A police chief has been told she is undermining the “scale and seriousness” of retail crime after suggesting “prolific” shoplifters should be spared prison.
Hampshire police and crime commissioner Donna Jones said last week that locking up people with “200 shoplifting offences” would not stop them stealing again.
Instead, prison should be reserved for those who are “really violent and dangerous for longer”.
Retailers, unions and trade associations have spent months complaining that police routinely ignore abuse of shop staff.
According to the British Retail Consortium (BRC), just 6 per cent of the daily 455 cases of retail violence are taken to court.
The Federation of Independent Retailers president Stuart Reddish said Jones’ comments were “utterly bewildering and completely out of touch with reality”.
“Apart from the financial impact that shoplifting has on businesses, such incidents often escalate and lead to verbal or physical attacks on shop owners and their staff,” he continued.
“The opinions expressed by Miss Jones completely undermine the work we are doing to highlight the scale and seriousness of these offences.”

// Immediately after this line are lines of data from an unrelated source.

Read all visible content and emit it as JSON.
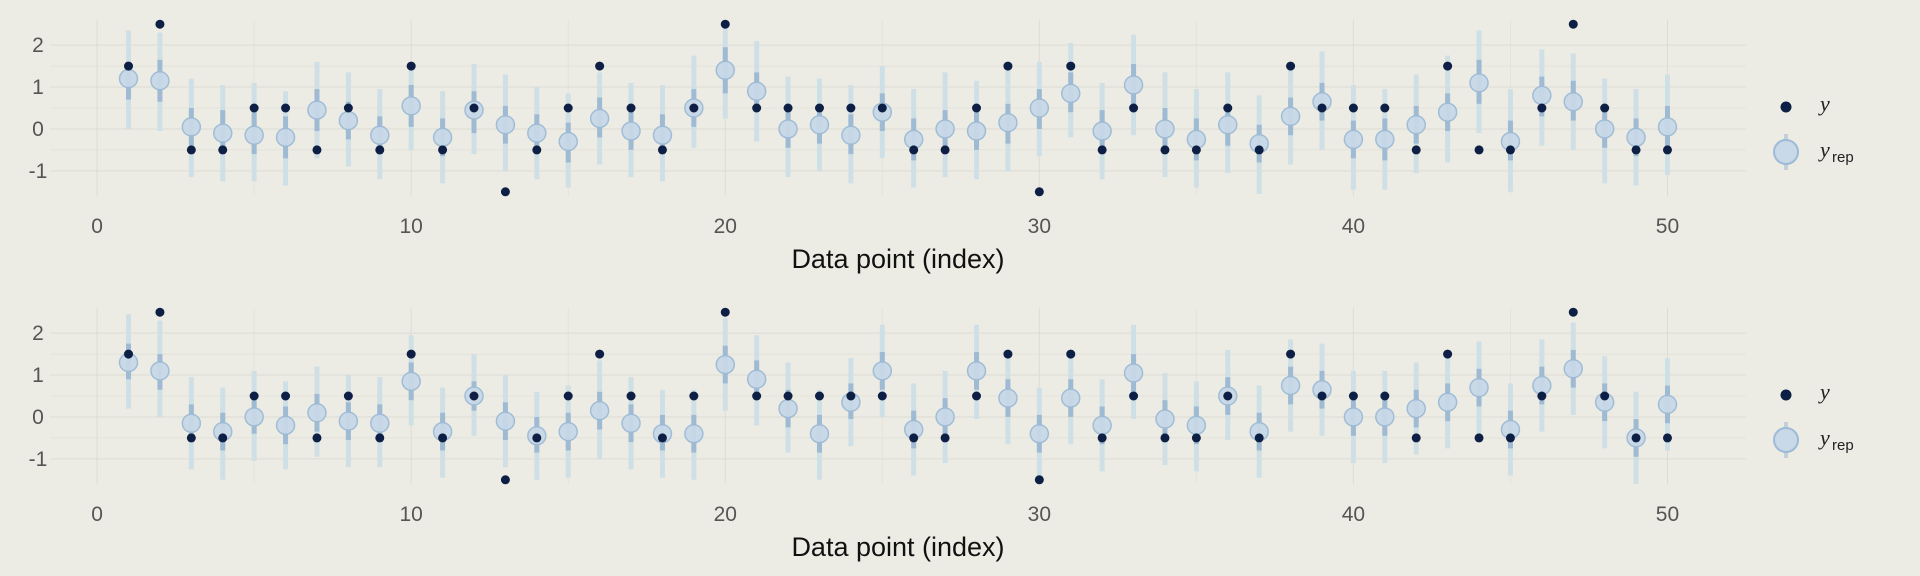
{
  "colors": {
    "background": "#ecece4",
    "y_point": "#0d1f44",
    "yrep_point_fill": "#c8d9e8",
    "yrep_point_stroke": "#9dbbd6",
    "interval_outer": "#cfdfe6",
    "interval_inner": "#9fbad3",
    "grid": "#dcdcd4"
  },
  "legend": {
    "y_label": "y",
    "yrep_label": "y",
    "yrep_subscript": "rep"
  },
  "chart_data": [
    {
      "type": "scatter",
      "xlabel": "Data point (index)",
      "ylabel": "",
      "xlim": [
        -1.5,
        52.5
      ],
      "ylim": [
        -1.6,
        2.6
      ],
      "xticks": [
        0,
        10,
        20,
        30,
        40,
        50
      ],
      "yticks": [
        2,
        1,
        0,
        -1
      ],
      "grid": true,
      "legend_position": "right",
      "x": [
        1,
        2,
        3,
        4,
        5,
        6,
        7,
        8,
        9,
        10,
        11,
        12,
        13,
        14,
        15,
        16,
        17,
        18,
        19,
        20,
        21,
        22,
        23,
        24,
        25,
        26,
        27,
        28,
        29,
        30,
        31,
        32,
        33,
        34,
        35,
        36,
        37,
        38,
        39,
        40,
        41,
        42,
        43,
        44,
        45,
        46,
        47,
        48,
        49,
        50
      ],
      "series": [
        {
          "name": "y",
          "values": [
            1.5,
            2.5,
            -0.5,
            -0.5,
            0.5,
            0.5,
            -0.5,
            0.5,
            -0.5,
            1.5,
            -0.5,
            0.5,
            -1.5,
            -0.5,
            0.5,
            1.5,
            0.5,
            -0.5,
            0.5,
            2.5,
            0.5,
            0.5,
            0.5,
            0.5,
            0.5,
            -0.5,
            -0.5,
            0.5,
            1.5,
            -1.5,
            1.5,
            -0.5,
            0.5,
            -0.5,
            -0.5,
            0.5,
            -0.5,
            1.5,
            0.5,
            0.5,
            0.5,
            -0.5,
            1.5,
            -0.5,
            -0.5,
            0.5,
            2.5,
            0.5,
            -0.5,
            -0.5
          ]
        },
        {
          "name": "y_rep",
          "values": [
            1.2,
            1.15,
            0.05,
            -0.1,
            -0.15,
            -0.2,
            0.45,
            0.2,
            -0.15,
            0.55,
            -0.2,
            0.45,
            0.1,
            -0.1,
            -0.3,
            0.25,
            -0.05,
            -0.15,
            0.5,
            1.4,
            0.9,
            0.0,
            0.1,
            -0.15,
            0.4,
            -0.25,
            0.0,
            -0.05,
            0.15,
            0.5,
            0.85,
            -0.05,
            1.05,
            0.0,
            -0.25,
            0.1,
            -0.35,
            0.3,
            0.65,
            -0.25,
            -0.25,
            0.1,
            0.4,
            1.1,
            -0.3,
            0.8,
            0.65,
            0.0,
            -0.2,
            0.05
          ]
        }
      ],
      "interval_inner": [
        [
          0.7,
          1.6
        ],
        [
          0.65,
          1.65
        ],
        [
          -0.4,
          0.5
        ],
        [
          -0.55,
          0.45
        ],
        [
          -0.6,
          0.4
        ],
        [
          -0.7,
          0.3
        ],
        [
          -0.05,
          0.95
        ],
        [
          -0.25,
          0.65
        ],
        [
          -0.6,
          0.3
        ],
        [
          0.05,
          1.05
        ],
        [
          -0.65,
          0.25
        ],
        [
          -0.1,
          0.9
        ],
        [
          -0.35,
          0.55
        ],
        [
          -0.55,
          0.35
        ],
        [
          -0.8,
          0.15
        ],
        [
          -0.2,
          0.75
        ],
        [
          -0.5,
          0.45
        ],
        [
          -0.6,
          0.35
        ],
        [
          0.05,
          0.95
        ],
        [
          0.85,
          1.95
        ],
        [
          0.45,
          1.35
        ],
        [
          -0.45,
          0.5
        ],
        [
          -0.35,
          0.55
        ],
        [
          -0.6,
          0.35
        ],
        [
          -0.05,
          0.85
        ],
        [
          -0.75,
          0.25
        ],
        [
          -0.45,
          0.45
        ],
        [
          -0.5,
          0.4
        ],
        [
          -0.35,
          0.6
        ],
        [
          0.0,
          0.95
        ],
        [
          0.4,
          1.35
        ],
        [
          -0.55,
          0.45
        ],
        [
          0.5,
          1.55
        ],
        [
          -0.5,
          0.5
        ],
        [
          -0.75,
          0.25
        ],
        [
          -0.4,
          0.55
        ],
        [
          -0.8,
          0.1
        ],
        [
          -0.15,
          0.75
        ],
        [
          0.2,
          1.1
        ],
        [
          -0.7,
          0.2
        ],
        [
          -0.75,
          0.25
        ],
        [
          -0.35,
          0.55
        ],
        [
          -0.05,
          0.85
        ],
        [
          0.6,
          1.65
        ],
        [
          -0.75,
          0.2
        ],
        [
          0.3,
          1.25
        ],
        [
          0.2,
          1.15
        ],
        [
          -0.45,
          0.45
        ],
        [
          -0.65,
          0.25
        ],
        [
          -0.45,
          0.55
        ]
      ],
      "interval_outer": [
        [
          0.0,
          2.35
        ],
        [
          -0.05,
          2.3
        ],
        [
          -1.15,
          1.2
        ],
        [
          -1.25,
          1.05
        ],
        [
          -1.25,
          1.1
        ],
        [
          -1.35,
          0.9
        ],
        [
          -0.7,
          1.6
        ],
        [
          -0.9,
          1.35
        ],
        [
          -1.2,
          0.95
        ],
        [
          -0.5,
          1.6
        ],
        [
          -1.3,
          0.9
        ],
        [
          -0.6,
          1.55
        ],
        [
          -1.0,
          1.3
        ],
        [
          -1.2,
          1.0
        ],
        [
          -1.4,
          0.85
        ],
        [
          -0.85,
          1.35
        ],
        [
          -1.15,
          1.1
        ],
        [
          -1.25,
          1.05
        ],
        [
          -0.45,
          1.75
        ],
        [
          0.25,
          2.45
        ],
        [
          -0.3,
          2.1
        ],
        [
          -1.15,
          1.25
        ],
        [
          -1.0,
          1.2
        ],
        [
          -1.3,
          1.05
        ],
        [
          -0.7,
          1.5
        ],
        [
          -1.4,
          0.95
        ],
        [
          -1.15,
          1.35
        ],
        [
          -1.2,
          1.15
        ],
        [
          -1.0,
          1.55
        ],
        [
          -0.65,
          1.6
        ],
        [
          -0.2,
          2.05
        ],
        [
          -1.2,
          1.1
        ],
        [
          -0.15,
          2.25
        ],
        [
          -1.15,
          1.35
        ],
        [
          -1.4,
          0.95
        ],
        [
          -1.05,
          1.35
        ],
        [
          -1.55,
          0.8
        ],
        [
          -0.85,
          1.5
        ],
        [
          -0.5,
          1.85
        ],
        [
          -1.45,
          1.05
        ],
        [
          -1.45,
          0.95
        ],
        [
          -1.05,
          1.3
        ],
        [
          -0.8,
          1.75
        ],
        [
          -0.1,
          2.35
        ],
        [
          -1.5,
          0.95
        ],
        [
          -0.4,
          1.9
        ],
        [
          -0.5,
          1.8
        ],
        [
          -1.3,
          1.2
        ],
        [
          -1.35,
          0.95
        ],
        [
          -1.1,
          1.3
        ]
      ]
    },
    {
      "type": "scatter",
      "xlabel": "Data point (index)",
      "ylabel": "",
      "xlim": [
        -1.5,
        52.5
      ],
      "ylim": [
        -1.6,
        2.6
      ],
      "xticks": [
        0,
        10,
        20,
        30,
        40,
        50
      ],
      "yticks": [
        2,
        1,
        0,
        -1
      ],
      "grid": true,
      "legend_position": "right",
      "x": [
        1,
        2,
        3,
        4,
        5,
        6,
        7,
        8,
        9,
        10,
        11,
        12,
        13,
        14,
        15,
        16,
        17,
        18,
        19,
        20,
        21,
        22,
        23,
        24,
        25,
        26,
        27,
        28,
        29,
        30,
        31,
        32,
        33,
        34,
        35,
        36,
        37,
        38,
        39,
        40,
        41,
        42,
        43,
        44,
        45,
        46,
        47,
        48,
        49,
        50
      ],
      "series": [
        {
          "name": "y",
          "values": [
            1.5,
            2.5,
            -0.5,
            -0.5,
            0.5,
            0.5,
            -0.5,
            0.5,
            -0.5,
            1.5,
            -0.5,
            0.5,
            -1.5,
            -0.5,
            0.5,
            1.5,
            0.5,
            -0.5,
            0.5,
            2.5,
            0.5,
            0.5,
            0.5,
            0.5,
            0.5,
            -0.5,
            -0.5,
            0.5,
            1.5,
            -1.5,
            1.5,
            -0.5,
            0.5,
            -0.5,
            -0.5,
            0.5,
            -0.5,
            1.5,
            0.5,
            0.5,
            0.5,
            -0.5,
            1.5,
            -0.5,
            -0.5,
            0.5,
            2.5,
            0.5,
            -0.5,
            -0.5
          ]
        },
        {
          "name": "y_rep",
          "values": [
            1.3,
            1.1,
            -0.15,
            -0.35,
            0.0,
            -0.2,
            0.1,
            -0.1,
            -0.15,
            0.85,
            -0.35,
            0.5,
            -0.1,
            -0.45,
            -0.35,
            0.15,
            -0.15,
            -0.4,
            -0.4,
            1.25,
            0.9,
            0.2,
            -0.4,
            0.35,
            1.1,
            -0.3,
            0.0,
            1.1,
            0.45,
            -0.4,
            0.45,
            -0.2,
            1.05,
            -0.05,
            -0.2,
            0.5,
            -0.35,
            0.75,
            0.65,
            0.0,
            0.0,
            0.2,
            0.35,
            0.7,
            -0.3,
            0.75,
            1.15,
            0.35,
            -0.5,
            0.3
          ]
        }
      ],
      "interval_inner": [
        [
          0.9,
          1.75
        ],
        [
          0.65,
          1.5
        ],
        [
          -0.6,
          0.3
        ],
        [
          -0.8,
          0.1
        ],
        [
          -0.4,
          0.4
        ],
        [
          -0.65,
          0.25
        ],
        [
          -0.35,
          0.55
        ],
        [
          -0.55,
          0.35
        ],
        [
          -0.55,
          0.3
        ],
        [
          0.4,
          1.3
        ],
        [
          -0.8,
          0.1
        ],
        [
          0.15,
          0.85
        ],
        [
          -0.55,
          0.35
        ],
        [
          -0.85,
          0.0
        ],
        [
          -0.8,
          0.1
        ],
        [
          -0.3,
          0.6
        ],
        [
          -0.6,
          0.3
        ],
        [
          -0.8,
          0.05
        ],
        [
          -0.85,
          0.05
        ],
        [
          0.8,
          1.7
        ],
        [
          0.45,
          1.35
        ],
        [
          -0.25,
          0.65
        ],
        [
          -0.85,
          0.05
        ],
        [
          -0.05,
          0.8
        ],
        [
          0.65,
          1.55
        ],
        [
          -0.75,
          0.15
        ],
        [
          -0.45,
          0.45
        ],
        [
          0.65,
          1.55
        ],
        [
          0.0,
          0.9
        ],
        [
          -0.85,
          0.05
        ],
        [
          0.0,
          0.9
        ],
        [
          -0.65,
          0.25
        ],
        [
          0.6,
          1.5
        ],
        [
          -0.5,
          0.4
        ],
        [
          -0.65,
          0.25
        ],
        [
          0.05,
          0.95
        ],
        [
          -0.8,
          0.1
        ],
        [
          0.3,
          1.2
        ],
        [
          0.2,
          1.1
        ],
        [
          -0.45,
          0.45
        ],
        [
          -0.45,
          0.45
        ],
        [
          -0.25,
          0.65
        ],
        [
          -0.1,
          0.8
        ],
        [
          0.25,
          1.15
        ],
        [
          -0.75,
          0.15
        ],
        [
          0.3,
          1.2
        ],
        [
          0.7,
          1.6
        ],
        [
          -0.1,
          0.8
        ],
        [
          -0.95,
          -0.05
        ],
        [
          -0.15,
          0.75
        ]
      ],
      "interval_outer": [
        [
          0.2,
          2.45
        ],
        [
          0.0,
          2.3
        ],
        [
          -1.25,
          0.95
        ],
        [
          -1.5,
          0.7
        ],
        [
          -1.05,
          1.1
        ],
        [
          -1.25,
          0.85
        ],
        [
          -0.95,
          1.2
        ],
        [
          -1.2,
          1.0
        ],
        [
          -1.2,
          0.95
        ],
        [
          -0.2,
          1.95
        ],
        [
          -1.45,
          0.7
        ],
        [
          -0.45,
          1.5
        ],
        [
          -1.2,
          1.0
        ],
        [
          -1.5,
          0.6
        ],
        [
          -1.45,
          0.75
        ],
        [
          -1.0,
          1.35
        ],
        [
          -1.25,
          0.95
        ],
        [
          -1.45,
          0.65
        ],
        [
          -1.5,
          0.65
        ],
        [
          0.15,
          2.35
        ],
        [
          -0.2,
          1.95
        ],
        [
          -0.85,
          1.3
        ],
        [
          -1.5,
          0.65
        ],
        [
          -0.7,
          1.4
        ],
        [
          0.0,
          2.2
        ],
        [
          -1.4,
          0.8
        ],
        [
          -1.1,
          1.1
        ],
        [
          -0.05,
          2.2
        ],
        [
          -0.65,
          1.55
        ],
        [
          -1.5,
          0.7
        ],
        [
          -0.65,
          1.55
        ],
        [
          -1.3,
          0.9
        ],
        [
          -0.05,
          2.2
        ],
        [
          -1.15,
          1.05
        ],
        [
          -1.3,
          0.85
        ],
        [
          -0.55,
          1.6
        ],
        [
          -1.45,
          0.75
        ],
        [
          -0.35,
          1.85
        ],
        [
          -0.45,
          1.75
        ],
        [
          -1.1,
          1.1
        ],
        [
          -1.1,
          1.1
        ],
        [
          -0.9,
          1.3
        ],
        [
          -0.75,
          1.45
        ],
        [
          -0.4,
          1.8
        ],
        [
          -1.4,
          0.8
        ],
        [
          -0.35,
          1.85
        ],
        [
          0.05,
          2.25
        ],
        [
          -0.75,
          1.45
        ],
        [
          -1.6,
          0.6
        ],
        [
          -0.8,
          1.4
        ]
      ]
    }
  ]
}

Jones also appeared to encourage retailers to pay for criminals’ rehabilitation, noting how the Co-op had footed the bill for drug addicts who had committed hundreds of crimes.
Morrisons has also entered the scheme, while Sainsbury’s and Lidl are understood to be in talks to join.

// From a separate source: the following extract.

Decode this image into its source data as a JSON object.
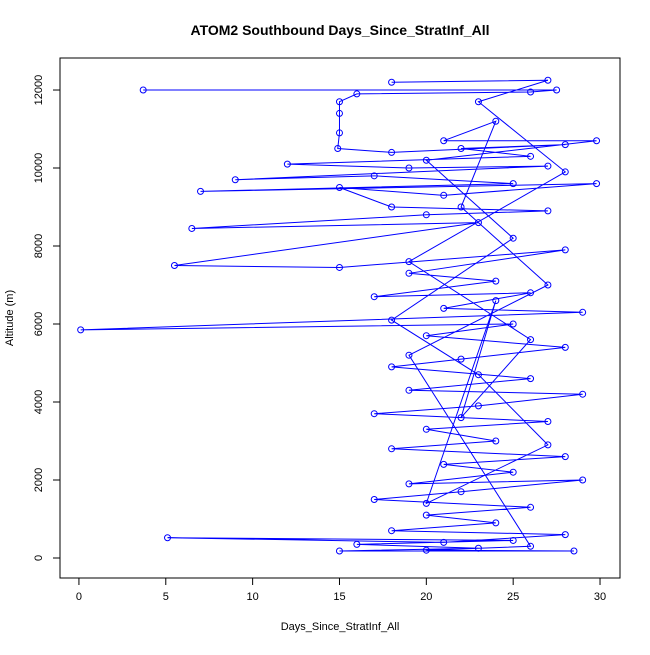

“I would like to ask Miss Jones how she would react if someone walked into her home and started helping themselves to her possessions,” Reddish said.

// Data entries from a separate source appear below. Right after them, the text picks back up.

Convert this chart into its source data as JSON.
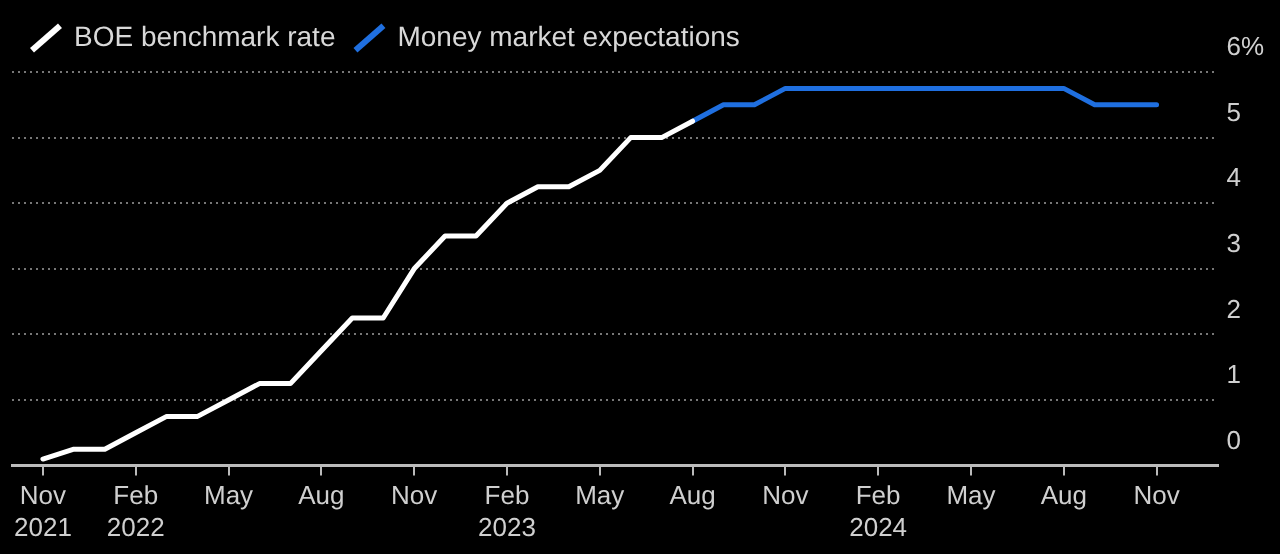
{
  "chart_data": {
    "type": "line",
    "series": [
      {
        "name": "BOE benchmark rate",
        "color": "#ffffff",
        "x": [
          "2021-11",
          "2021-12",
          "2022-01",
          "2022-02",
          "2022-03",
          "2022-04",
          "2022-05",
          "2022-06",
          "2022-07",
          "2022-08",
          "2022-09",
          "2022-10",
          "2022-11",
          "2022-12",
          "2023-01",
          "2023-02",
          "2023-03",
          "2023-04",
          "2023-05",
          "2023-06",
          "2023-07",
          "2023-08"
        ],
        "values": [
          0.1,
          0.25,
          0.25,
          0.5,
          0.75,
          0.75,
          1.0,
          1.25,
          1.25,
          1.75,
          2.25,
          2.25,
          3.0,
          3.5,
          3.5,
          4.0,
          4.25,
          4.25,
          4.5,
          5.0,
          5.0,
          5.25
        ]
      },
      {
        "name": "Money market expectations",
        "color": "#1f6fe0",
        "x": [
          "2023-08",
          "2023-09",
          "2023-10",
          "2023-11",
          "2023-12",
          "2024-01",
          "2024-02",
          "2024-03",
          "2024-04",
          "2024-05",
          "2024-06",
          "2024-07",
          "2024-08",
          "2024-09",
          "2024-10",
          "2024-11"
        ],
        "values": [
          5.25,
          5.5,
          5.5,
          5.75,
          5.75,
          5.75,
          5.75,
          5.75,
          5.75,
          5.75,
          5.75,
          5.75,
          5.75,
          5.5,
          5.5,
          5.5
        ]
      }
    ],
    "xlim": [
      "2021-10",
      "2025-01"
    ],
    "xticks": [
      {
        "value": "2021-11",
        "label": "Nov 2021"
      },
      {
        "value": "2022-02",
        "label": "Feb 2022"
      },
      {
        "value": "2022-05",
        "label": "May"
      },
      {
        "value": "2022-08",
        "label": "Aug"
      },
      {
        "value": "2022-11",
        "label": "Nov"
      },
      {
        "value": "2023-02",
        "label": "Feb 2023"
      },
      {
        "value": "2023-05",
        "label": "May"
      },
      {
        "value": "2023-08",
        "label": "Aug"
      },
      {
        "value": "2023-11",
        "label": "Nov"
      },
      {
        "value": "2024-02",
        "label": "Feb 2024"
      },
      {
        "value": "2024-05",
        "label": "May"
      },
      {
        "value": "2024-08",
        "label": "Aug"
      },
      {
        "value": "2024-11",
        "label": "Nov"
      }
    ],
    "ylim": [
      0,
      6
    ],
    "yticks": [
      0,
      1,
      2,
      3,
      4,
      5,
      {
        "value": 6,
        "label": "6%"
      }
    ],
    "grid": "y",
    "legend": "top left",
    "marker": "none",
    "line_style": "solid"
  }
}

“Would she simply send them on their merry way and offer to foot the bill for some kind of rehabilitation?”
Speaking to The Daily Mail, BRC business director Tom Ironside condemned Jones’ “irresponsible” suggestion that “shoplifting should not be treated seriously”.
In June, the Home Affairs Committee said the police should to take a “much stronger stance” on retail crime.
Research shows six in 10 convenience store workers are dissatisfied with the police’s response to repeat offenders in shops.